Mostly, the first time cloud users are more prone to risk because of their unfamiliarity with the new environment and the additional load of having to cope with a new way of managing users, data and security.
Hence, for the convenience of first timers, here are three security must-do’s before taking the plunge.
Know the cloudy areas –
It is important for any first time user to have a deep knowledge and understanding of the Cloud and its segmentation.Cloud deployment is segmented into three parts – the vendor, network service provider and enterprise. Before making selections for any of these, it’d be significant to learn about each and every aspect well. For instance, while making vendor selection, enquire the cloud vendor what security services it offers and which security vendors it works with.
Embrace Encryption –
Data encryption is one of the biggest security supports in the cloud. Hence, it should be non-negotiable when it comes to emails and file transfers. Although, it may not avoid data theft or hacking attempts, yet it can protect your business from incoming hefty regulatory fines when fearful event occurs.
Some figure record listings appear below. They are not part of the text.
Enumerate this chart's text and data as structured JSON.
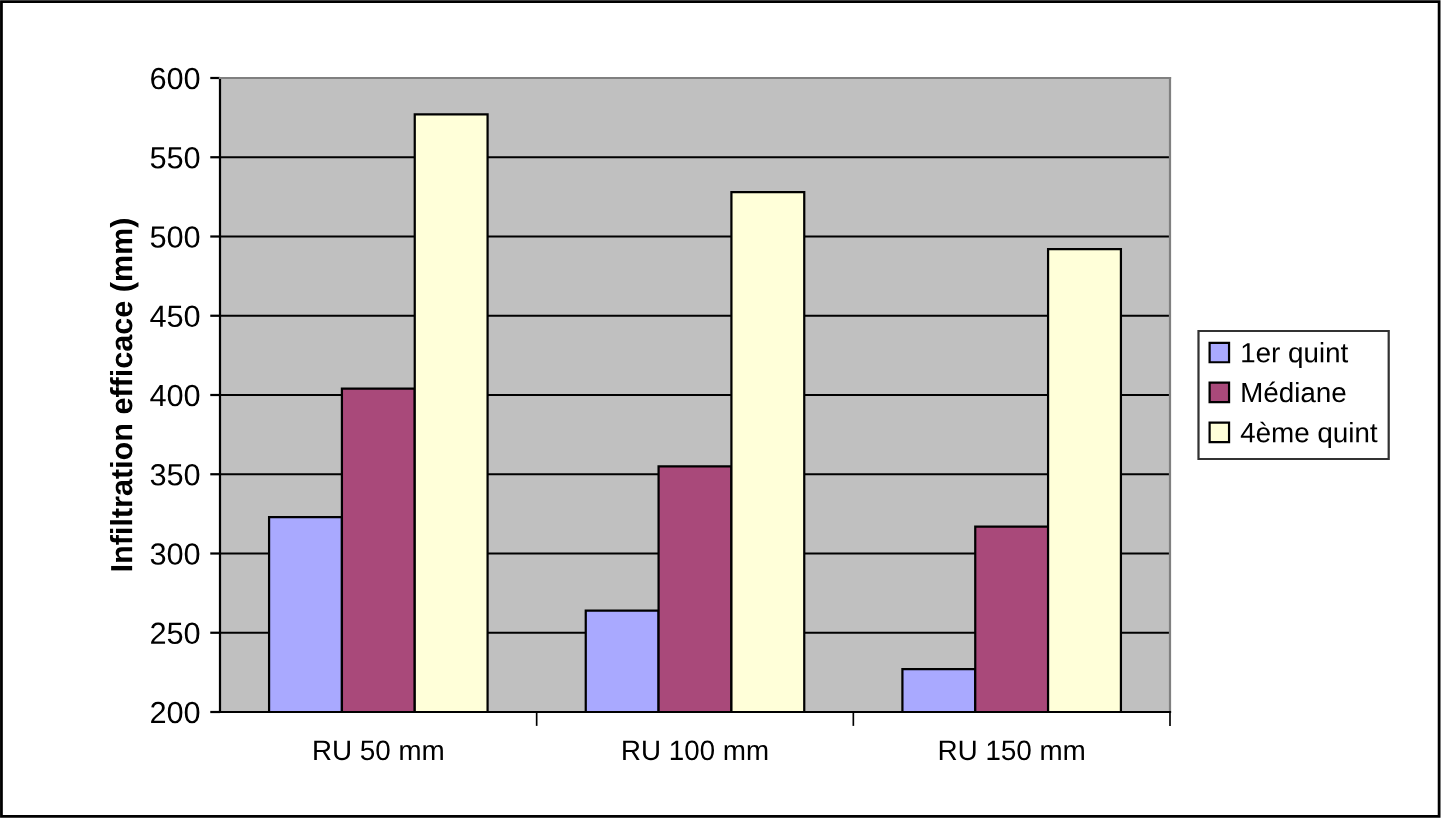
{
  "chart_data": {
    "type": "bar",
    "ylabel": "Infiltration efficace (mm)",
    "categories": [
      "RU 50 mm",
      "RU 100 mm",
      "RU 150 mm"
    ],
    "series": [
      {
        "name": "1er quint",
        "color": "#a9a9ff",
        "values": [
          323,
          264,
          227
        ]
      },
      {
        "name": "Médiane",
        "color": "#a9497a",
        "values": [
          404,
          355,
          317
        ]
      },
      {
        "name": "4ème quint",
        "color": "#ffffd9",
        "values": [
          577,
          528,
          492
        ]
      }
    ],
    "ylim": [
      200,
      600
    ],
    "yticks": [
      200,
      250,
      300,
      350,
      400,
      450,
      500,
      550,
      600
    ],
    "grid": "y",
    "legend": "right"
  }
}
Hence, make sure to ask your cloud vendor about their data encryption schemes.
New apps, new defenses –
Before moving any new application to the cloud, consider adding new fortifications to the current security measures you’ve implemented around your log-in passwords of your application.You should have a granular data access scheme in order to fortify the access to your application in cloud. This can be achieved by trying access rights to roles, projects and company positions. This will benefit your business by adding an extra layer of protection when intruders steal your staff’s login credentials.
Moreover, to strengthen your authentication process, consider applying two-factor authentication – use of one-time passwords (OTP) and posture checking. A good trick can be requiring user IDs to be changed at initial logins.